Evening Standard plans to cut staff hours by half a "huge blow"
© Mark Thomas
23 February 2017
The NUJ has criticised the Evening Standard for moving to a one-edition a day print publication, cutting sub-editors work and pay by half and putting reporters on a four-day week.
More than 30 members of staff look to be affected by the changes, however the final figure is not clear. All reporters and full-time sports sub-editors have received letters asking if they would to change to a four-day week.
A letter to staff from Doug Wills, managing editor, said the paper would produce a second edition when there is a major story or events such as the Budget. The proposed changes would cut sub-editors hours by a half and, as they will be working less than six hours a day, they will not be entitled to a formal lunch break.
The letter said the move to one edition will require most page editors and sub-editors working from 7.30 to 11.30. It added: "We are confident that this decision will not detrimentally affect the editorial excellence that Evening Standards readers expect."

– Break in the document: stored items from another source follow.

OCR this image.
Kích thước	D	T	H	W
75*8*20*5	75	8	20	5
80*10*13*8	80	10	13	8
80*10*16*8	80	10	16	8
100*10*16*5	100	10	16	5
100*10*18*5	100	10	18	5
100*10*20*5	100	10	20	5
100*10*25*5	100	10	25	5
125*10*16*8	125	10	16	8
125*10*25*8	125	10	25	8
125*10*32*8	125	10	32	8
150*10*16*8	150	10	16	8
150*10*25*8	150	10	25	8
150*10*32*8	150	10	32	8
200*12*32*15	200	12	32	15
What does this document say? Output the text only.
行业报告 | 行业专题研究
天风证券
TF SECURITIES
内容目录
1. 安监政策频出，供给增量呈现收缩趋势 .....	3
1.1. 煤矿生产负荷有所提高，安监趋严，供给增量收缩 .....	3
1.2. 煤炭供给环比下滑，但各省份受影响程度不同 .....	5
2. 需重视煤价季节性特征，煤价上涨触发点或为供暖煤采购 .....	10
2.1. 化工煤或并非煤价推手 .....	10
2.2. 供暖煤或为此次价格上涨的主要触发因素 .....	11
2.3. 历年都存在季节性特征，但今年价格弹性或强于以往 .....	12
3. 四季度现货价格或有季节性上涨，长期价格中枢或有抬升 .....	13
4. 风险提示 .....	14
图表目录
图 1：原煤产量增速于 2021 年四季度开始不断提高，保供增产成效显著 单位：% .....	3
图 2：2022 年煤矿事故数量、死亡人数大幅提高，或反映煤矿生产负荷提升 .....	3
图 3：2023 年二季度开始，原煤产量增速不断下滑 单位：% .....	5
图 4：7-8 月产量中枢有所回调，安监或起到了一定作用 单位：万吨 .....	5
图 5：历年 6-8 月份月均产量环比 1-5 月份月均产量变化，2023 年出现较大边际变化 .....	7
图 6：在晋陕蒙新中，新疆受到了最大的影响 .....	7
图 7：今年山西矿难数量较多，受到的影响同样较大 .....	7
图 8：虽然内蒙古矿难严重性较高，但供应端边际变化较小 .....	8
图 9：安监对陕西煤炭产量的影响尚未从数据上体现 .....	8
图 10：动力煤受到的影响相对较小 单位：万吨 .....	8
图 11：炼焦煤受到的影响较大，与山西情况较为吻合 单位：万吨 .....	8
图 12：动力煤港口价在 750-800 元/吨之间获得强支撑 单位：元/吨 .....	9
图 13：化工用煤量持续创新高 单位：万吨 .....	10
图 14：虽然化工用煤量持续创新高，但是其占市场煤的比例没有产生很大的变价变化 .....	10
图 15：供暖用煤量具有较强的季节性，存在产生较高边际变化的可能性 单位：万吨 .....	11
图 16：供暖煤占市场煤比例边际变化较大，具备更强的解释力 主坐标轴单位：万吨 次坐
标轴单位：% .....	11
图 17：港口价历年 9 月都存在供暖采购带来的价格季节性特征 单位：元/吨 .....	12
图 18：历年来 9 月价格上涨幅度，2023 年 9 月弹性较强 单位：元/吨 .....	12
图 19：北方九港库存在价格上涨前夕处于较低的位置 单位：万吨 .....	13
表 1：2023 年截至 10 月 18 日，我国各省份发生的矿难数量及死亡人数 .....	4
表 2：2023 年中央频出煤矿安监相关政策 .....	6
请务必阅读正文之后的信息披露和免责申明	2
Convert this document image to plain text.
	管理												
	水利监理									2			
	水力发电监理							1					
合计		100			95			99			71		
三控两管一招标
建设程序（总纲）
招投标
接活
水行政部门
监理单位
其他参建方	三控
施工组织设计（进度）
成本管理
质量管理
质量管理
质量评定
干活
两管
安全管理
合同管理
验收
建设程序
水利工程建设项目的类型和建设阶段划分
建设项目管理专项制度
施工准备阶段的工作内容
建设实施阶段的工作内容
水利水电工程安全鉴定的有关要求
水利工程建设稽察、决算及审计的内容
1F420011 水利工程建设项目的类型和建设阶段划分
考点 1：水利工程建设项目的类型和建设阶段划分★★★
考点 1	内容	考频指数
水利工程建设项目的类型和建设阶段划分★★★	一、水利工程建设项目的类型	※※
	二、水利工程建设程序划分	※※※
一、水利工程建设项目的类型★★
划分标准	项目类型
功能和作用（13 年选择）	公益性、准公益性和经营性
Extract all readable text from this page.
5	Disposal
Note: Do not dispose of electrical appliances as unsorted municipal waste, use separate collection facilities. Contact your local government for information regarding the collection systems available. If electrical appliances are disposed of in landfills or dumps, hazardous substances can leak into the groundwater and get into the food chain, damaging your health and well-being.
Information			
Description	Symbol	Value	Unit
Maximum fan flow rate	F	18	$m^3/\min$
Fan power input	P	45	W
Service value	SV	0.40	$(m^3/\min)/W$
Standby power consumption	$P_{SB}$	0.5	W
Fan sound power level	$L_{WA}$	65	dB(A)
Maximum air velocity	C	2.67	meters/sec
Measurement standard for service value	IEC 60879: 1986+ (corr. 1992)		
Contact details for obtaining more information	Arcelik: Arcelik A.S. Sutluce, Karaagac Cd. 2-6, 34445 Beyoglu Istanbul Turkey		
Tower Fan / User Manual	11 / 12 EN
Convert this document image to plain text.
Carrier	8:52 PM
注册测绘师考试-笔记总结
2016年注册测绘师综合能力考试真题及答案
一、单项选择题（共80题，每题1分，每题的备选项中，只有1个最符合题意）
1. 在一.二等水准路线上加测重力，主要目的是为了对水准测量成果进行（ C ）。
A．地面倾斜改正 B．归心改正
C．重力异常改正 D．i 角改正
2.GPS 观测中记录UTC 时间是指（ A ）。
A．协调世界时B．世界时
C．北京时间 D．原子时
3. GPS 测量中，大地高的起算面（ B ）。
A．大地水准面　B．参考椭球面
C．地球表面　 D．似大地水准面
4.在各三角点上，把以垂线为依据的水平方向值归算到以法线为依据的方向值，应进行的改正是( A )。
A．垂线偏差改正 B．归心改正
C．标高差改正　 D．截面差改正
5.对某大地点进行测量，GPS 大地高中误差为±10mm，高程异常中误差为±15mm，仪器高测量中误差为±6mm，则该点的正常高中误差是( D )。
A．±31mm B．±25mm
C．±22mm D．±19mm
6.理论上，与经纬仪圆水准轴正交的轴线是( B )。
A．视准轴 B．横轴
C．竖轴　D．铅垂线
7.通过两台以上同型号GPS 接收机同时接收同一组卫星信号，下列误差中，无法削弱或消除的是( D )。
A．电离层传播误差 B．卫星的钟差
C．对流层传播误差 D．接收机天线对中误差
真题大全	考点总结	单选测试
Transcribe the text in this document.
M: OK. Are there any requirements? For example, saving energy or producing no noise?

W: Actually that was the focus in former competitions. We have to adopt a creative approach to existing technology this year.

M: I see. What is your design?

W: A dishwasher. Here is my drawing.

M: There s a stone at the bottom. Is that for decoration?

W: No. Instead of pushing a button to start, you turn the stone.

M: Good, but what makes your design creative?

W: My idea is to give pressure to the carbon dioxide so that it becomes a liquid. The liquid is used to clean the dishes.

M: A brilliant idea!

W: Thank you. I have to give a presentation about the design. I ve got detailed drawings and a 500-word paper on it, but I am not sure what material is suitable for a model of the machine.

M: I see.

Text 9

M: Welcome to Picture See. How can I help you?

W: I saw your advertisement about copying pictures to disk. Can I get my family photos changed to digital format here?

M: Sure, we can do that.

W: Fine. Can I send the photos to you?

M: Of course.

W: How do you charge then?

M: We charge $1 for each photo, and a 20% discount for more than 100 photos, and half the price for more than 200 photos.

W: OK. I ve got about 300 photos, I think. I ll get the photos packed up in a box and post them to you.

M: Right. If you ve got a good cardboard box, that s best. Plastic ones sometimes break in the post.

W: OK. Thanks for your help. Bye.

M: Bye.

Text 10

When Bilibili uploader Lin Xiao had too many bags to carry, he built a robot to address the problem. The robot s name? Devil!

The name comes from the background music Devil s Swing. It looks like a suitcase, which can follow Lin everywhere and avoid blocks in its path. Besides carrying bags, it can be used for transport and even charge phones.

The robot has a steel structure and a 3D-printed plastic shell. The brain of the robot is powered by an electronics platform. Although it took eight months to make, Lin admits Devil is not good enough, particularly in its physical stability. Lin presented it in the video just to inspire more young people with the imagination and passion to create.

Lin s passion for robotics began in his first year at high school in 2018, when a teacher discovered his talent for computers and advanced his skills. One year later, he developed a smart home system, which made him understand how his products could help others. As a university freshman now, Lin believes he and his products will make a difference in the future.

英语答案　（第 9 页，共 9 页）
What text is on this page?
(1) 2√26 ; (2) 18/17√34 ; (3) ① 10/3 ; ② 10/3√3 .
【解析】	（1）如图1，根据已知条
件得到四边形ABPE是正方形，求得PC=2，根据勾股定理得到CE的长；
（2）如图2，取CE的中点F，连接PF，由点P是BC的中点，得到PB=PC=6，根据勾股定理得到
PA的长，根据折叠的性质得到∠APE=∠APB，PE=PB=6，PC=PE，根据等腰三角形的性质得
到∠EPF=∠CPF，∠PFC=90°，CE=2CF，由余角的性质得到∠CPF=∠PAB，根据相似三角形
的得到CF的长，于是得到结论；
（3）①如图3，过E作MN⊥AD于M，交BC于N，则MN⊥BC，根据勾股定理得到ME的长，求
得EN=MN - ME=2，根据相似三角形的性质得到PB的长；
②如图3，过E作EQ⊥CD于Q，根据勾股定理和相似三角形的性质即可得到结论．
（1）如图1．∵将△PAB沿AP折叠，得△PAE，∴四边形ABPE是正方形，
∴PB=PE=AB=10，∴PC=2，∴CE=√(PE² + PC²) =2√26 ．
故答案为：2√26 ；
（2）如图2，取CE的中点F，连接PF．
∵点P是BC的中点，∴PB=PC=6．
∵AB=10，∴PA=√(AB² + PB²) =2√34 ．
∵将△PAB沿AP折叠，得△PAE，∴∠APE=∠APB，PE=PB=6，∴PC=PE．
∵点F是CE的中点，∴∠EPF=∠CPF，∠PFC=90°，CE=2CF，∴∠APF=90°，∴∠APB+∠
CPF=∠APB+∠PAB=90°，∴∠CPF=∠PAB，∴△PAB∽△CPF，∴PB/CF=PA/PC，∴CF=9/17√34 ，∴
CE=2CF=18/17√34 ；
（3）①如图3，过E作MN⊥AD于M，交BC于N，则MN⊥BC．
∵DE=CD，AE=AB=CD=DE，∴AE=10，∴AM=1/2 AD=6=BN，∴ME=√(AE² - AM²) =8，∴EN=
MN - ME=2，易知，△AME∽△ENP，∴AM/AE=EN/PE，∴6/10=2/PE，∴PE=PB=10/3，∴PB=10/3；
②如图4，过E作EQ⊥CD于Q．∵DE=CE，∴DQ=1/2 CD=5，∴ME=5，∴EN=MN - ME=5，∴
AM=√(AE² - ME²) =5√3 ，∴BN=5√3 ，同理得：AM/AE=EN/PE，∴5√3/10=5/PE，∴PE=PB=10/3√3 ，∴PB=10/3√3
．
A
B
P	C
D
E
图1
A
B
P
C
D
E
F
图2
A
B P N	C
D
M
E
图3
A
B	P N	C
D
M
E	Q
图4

A source quoted in the Press Gazette likened the plan to the David Brent school of management and asked how management thought staff would be able to survive on half their pay.
The Evening Standard, bought by Alexander Lebedev in 2009, was a paid-for publication with five editions when he took it over.
The NUJ will be citing the disastrous effect this will have on news coverage in London, as part of its evidence to an inquiry session into local news provision by the economics committee of the London Assembly next month. The capital is already ill-served by its local press, following years of job cuts on most titles, particularly those owned by Newsquest. An analysis by the Press Gazette discovered that that London has fewer newspapers per million of population compared to other regions in the country.
Laura Davison, NUJ national organiser, said:
"This is a huge blow to the loyal staff on the Standard who must take credit for this profitable newspaper's recent success. It will also have a huge impact on the coverage of news for its readers; the management must be living in cloud cuckooland to say that editorial excellence will not be affected.
"They have made a mockery of any meaningful consultation. The one-edition only newspaper is already on the streets as staff wait to hear their fate.
"The editor Sarah Sands may have a new safe berth at Radio 4's Today programme, but how are her staff expected to survive on half their pay? It is a travesty that one of the greatest capitals of the world cannot enjoy a rich, vibrant and varied press."